At least that rationale is working well for Wardy, a Kansas City-area firm whose tech is connecting the film and fashion industries and finding traction around the country.
Wardy president Chris Palmer said that his Lee’s Summit-based company’s mobile- and web-based app is designed to save time for costume designers, a target market in which he estimates there are less than 5,000 total decision makers.
Typically, designers rely on large binders, scattered emails and spreadsheets to manage their costumes, budgets, receipts and other information. Wardy pulls that info together, as well as generates analytics reports, analyzes a production’s script and augments communication among team members to improve efficiency.
Despite a relatively modest market, Palmer said Wardy is growing quickly thanks to its identification of a problem that apparently few realized existed.

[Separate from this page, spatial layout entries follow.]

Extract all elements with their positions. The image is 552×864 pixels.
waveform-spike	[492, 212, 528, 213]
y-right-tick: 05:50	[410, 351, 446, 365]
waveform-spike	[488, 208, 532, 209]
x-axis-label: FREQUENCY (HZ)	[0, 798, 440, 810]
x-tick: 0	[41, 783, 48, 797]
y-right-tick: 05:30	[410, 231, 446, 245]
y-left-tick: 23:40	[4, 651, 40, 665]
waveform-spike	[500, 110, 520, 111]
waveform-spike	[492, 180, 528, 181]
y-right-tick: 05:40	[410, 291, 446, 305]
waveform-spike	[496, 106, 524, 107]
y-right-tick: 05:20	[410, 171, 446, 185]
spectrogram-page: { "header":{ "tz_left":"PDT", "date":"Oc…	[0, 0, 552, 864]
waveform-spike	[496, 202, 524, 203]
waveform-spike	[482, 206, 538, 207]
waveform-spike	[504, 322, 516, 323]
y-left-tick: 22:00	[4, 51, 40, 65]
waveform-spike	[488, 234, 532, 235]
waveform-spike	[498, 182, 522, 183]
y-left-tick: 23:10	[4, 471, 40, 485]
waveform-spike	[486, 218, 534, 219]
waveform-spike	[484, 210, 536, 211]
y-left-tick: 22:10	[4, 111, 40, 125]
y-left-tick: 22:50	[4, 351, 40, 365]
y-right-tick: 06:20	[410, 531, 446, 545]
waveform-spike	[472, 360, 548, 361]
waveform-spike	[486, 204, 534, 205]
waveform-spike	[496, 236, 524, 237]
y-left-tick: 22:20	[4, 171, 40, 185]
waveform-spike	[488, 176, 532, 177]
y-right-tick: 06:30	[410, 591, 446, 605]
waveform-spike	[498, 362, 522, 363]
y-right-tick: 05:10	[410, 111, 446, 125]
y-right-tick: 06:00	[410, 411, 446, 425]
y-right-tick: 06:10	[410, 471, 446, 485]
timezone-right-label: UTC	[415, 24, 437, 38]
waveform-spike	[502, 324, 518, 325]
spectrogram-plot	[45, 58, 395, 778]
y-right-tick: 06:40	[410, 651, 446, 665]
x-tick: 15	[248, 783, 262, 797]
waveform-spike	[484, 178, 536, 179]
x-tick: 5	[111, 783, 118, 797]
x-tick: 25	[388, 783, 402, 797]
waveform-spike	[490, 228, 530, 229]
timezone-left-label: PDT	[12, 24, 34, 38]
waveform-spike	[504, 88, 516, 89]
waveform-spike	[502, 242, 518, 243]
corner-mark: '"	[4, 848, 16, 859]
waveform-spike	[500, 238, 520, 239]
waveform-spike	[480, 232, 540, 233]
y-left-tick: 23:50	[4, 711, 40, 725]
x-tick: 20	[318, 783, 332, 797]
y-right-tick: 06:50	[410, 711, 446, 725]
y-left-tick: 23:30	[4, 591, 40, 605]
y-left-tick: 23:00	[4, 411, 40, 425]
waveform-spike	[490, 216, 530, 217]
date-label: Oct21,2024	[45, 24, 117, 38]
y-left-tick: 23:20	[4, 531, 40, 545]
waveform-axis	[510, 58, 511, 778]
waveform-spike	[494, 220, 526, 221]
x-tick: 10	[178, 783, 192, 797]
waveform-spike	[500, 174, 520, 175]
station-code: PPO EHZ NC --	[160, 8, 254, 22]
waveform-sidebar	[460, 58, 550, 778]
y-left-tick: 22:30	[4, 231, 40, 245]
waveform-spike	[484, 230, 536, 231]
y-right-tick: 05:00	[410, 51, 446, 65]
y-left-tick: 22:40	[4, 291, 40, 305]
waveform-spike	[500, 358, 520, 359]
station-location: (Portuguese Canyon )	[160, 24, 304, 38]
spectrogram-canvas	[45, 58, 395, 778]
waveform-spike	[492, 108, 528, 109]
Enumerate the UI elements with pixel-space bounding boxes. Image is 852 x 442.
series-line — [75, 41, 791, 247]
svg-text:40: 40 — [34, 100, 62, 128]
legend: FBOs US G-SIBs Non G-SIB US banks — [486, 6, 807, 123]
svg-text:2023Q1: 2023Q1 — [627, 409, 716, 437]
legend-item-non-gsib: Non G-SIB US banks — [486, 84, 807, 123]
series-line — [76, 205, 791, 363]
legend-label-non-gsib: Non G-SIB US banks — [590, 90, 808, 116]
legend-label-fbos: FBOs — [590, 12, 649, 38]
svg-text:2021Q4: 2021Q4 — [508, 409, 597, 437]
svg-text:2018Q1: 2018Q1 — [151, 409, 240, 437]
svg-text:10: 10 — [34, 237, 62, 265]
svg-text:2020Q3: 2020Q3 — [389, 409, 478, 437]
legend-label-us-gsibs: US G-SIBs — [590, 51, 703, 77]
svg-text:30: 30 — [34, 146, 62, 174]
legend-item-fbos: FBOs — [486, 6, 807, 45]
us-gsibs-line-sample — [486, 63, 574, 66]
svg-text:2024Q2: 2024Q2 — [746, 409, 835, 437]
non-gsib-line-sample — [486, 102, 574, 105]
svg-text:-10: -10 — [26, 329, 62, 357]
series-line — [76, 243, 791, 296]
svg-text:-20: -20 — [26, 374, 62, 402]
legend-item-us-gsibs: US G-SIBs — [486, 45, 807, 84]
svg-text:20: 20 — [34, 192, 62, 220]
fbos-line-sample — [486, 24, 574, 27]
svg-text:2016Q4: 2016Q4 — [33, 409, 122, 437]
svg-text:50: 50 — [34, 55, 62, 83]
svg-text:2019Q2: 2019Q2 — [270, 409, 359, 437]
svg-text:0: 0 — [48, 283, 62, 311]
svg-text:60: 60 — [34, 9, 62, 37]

“When I first started getting into this, one of the things I thought was ‘I can’t be the first one to come up with this, right? There has to be something about the industry I don’t understand.’ But that wasn’t necessarily the case,” Palmer said. “Because of the changes that are going on with HBO, Netflix and Amazon creating original content, it’s kind of like the Wild West. We see a significant opportunity to get in on the ground floor and get our software into that space early.”
Founded in 2012, Wardy already has scored clients in Hollywood, New York and at other production studios around the nation. A former IT architect at IBM, Palmer said one of Wardy’s earliest adopters was Kansas City native Jenny Eagan, a costumer designer for such productions as True Detective, No Country for Old Men and Catch Me If You Can.
Landing such high-profile players in the costume design world is further propelling Wardy’s appetite to dominate the market.
“One of the things that has me so motivated right now is that we’re talking to some big names in the costume design industry,” he said. “They’re saying we have a product that is worth taking a look at and introducing into their processes and daily jobs. To us, that’s very motivating.”
Growing adoption rates is compelling Palmer to nearly double his current staff of 13 people. In the next six months, Wardy plans to add an addition 12 IT staff members to boost their team. The company is currently looking to add a round of capital to accommodate its projected growth, he said.
“It’s been really exciting,” Palmer said of his company’s growth. “As a company, we have our ups and downs but we’ve had a lot of success lately so we’re hoping to ride that into the future.”